Telecom Minister claims Google Loon project still a possibility
Minister of Telecommunication and Digital Infrastructure Harin Fernando is expected to re-negotiate with the International Telecommunication Union (ITU) to secure permission to employ the frequency band needed to implement the Google Loon project.
“The ITU has some concerns. Google was a bit worried that it was taking time but right now for the same band, I think Malta apparently has got the approval. So, I’m supposed to go to the ITU and again make a submission, that the same band has got it, so why can’t we have the approval? If the ITU gives the approval, Sri Lanka will have to reapply for Google Loon—a project which aims to beam down wireless Internet from high altitude balloons hovering over key locations of the country,” the Minister said.

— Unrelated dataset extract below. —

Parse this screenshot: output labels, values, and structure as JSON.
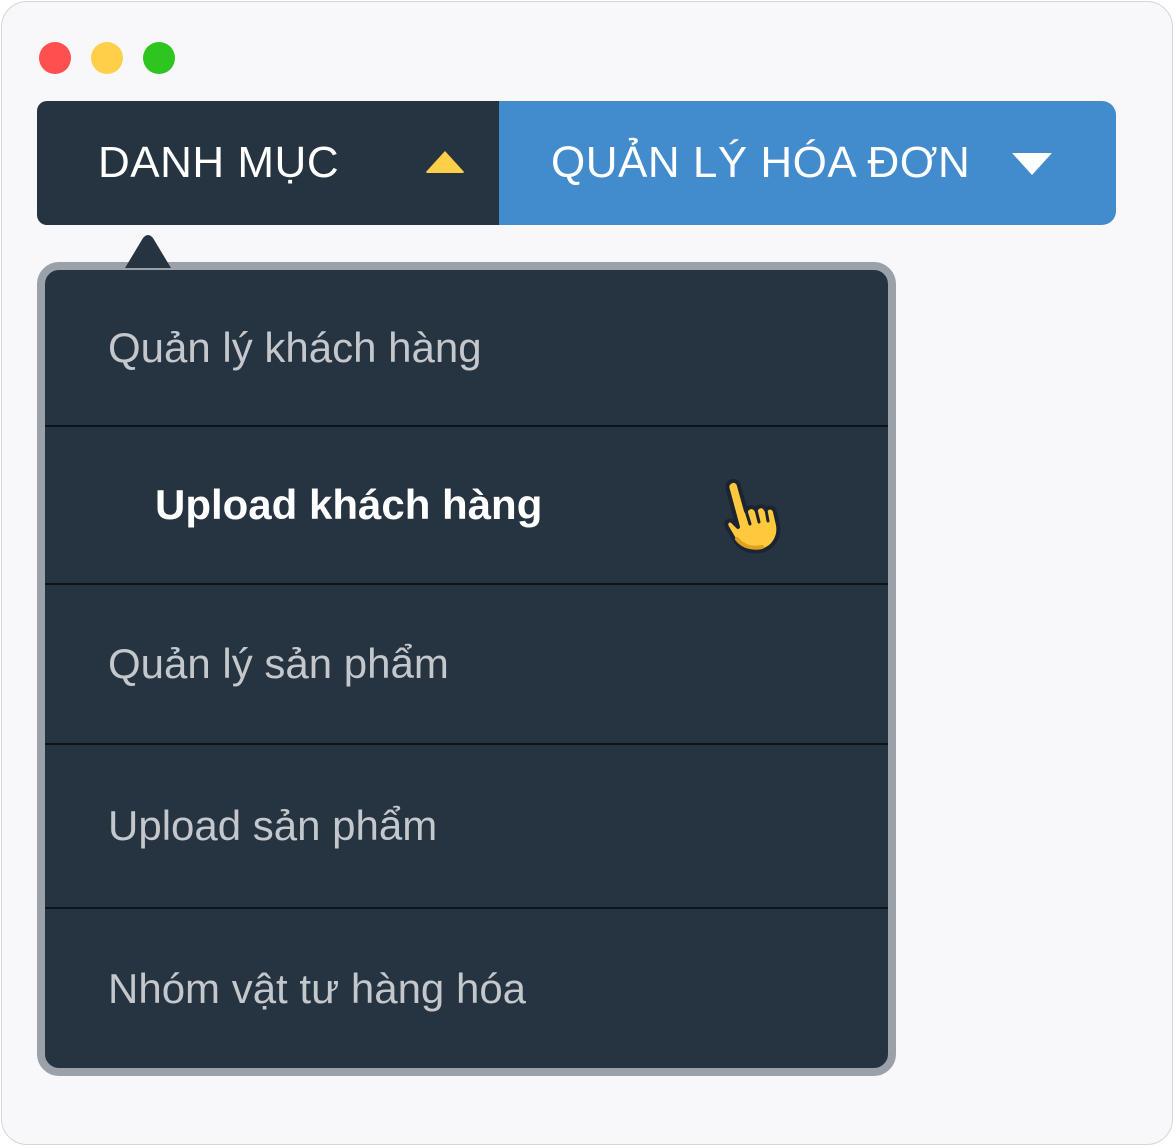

Fernando claimed to be clueless as to why the ITU had declined to assign the required 700MHz spectrum frequency band for Google Loon.
In 2015 a Silicon Valley Big-wig, Chamath Palihapitiya of Rama Corporation suggested to President Maithripala Sirisena that the Government of Sri Lanka (GoSL) pitch for the Google Loon project.Subsequently, Palihapitiya’s motives have been questioned and he was subject to media ridicule over the many delays to the project, which culminated in him lambasting the media.
Palihapitiya’s calculations had indicated that the initiative would have boosted Sri Lanka’s GDP by 1.2% for every 10% of the country’s 21 million plus population that obtainedconnectivity to the internet via Google Loon.
In order to further its objective of establishing a digital economy, the GoSL intended to initiate this project in the hopes that it would provide internet access to households, mainly in rural districts that were yet to receive connectivity.
With this aim in mind, the GoSL together with the Rama Corporation and local telecommunication service providers formed a joint venture (JV) company to provide services via Google Loon.
In turn Google conducted balloon test flights above the country, developed business models and formulated a number of phases to implement the project. These preliminary activities did not cost the GoSL anything at all.
Confusion remains as to why the project faced several delays with the GoSL holds the ITU accountable and the ITU accusing the GoSL for not having accurately conveyed the project requirement.
If as Fernando states the Google Loon project were to be revived, it would then provide numerous opportunities for IT companies and other telecommunication service providers to initiate businesses in Sri Lanka.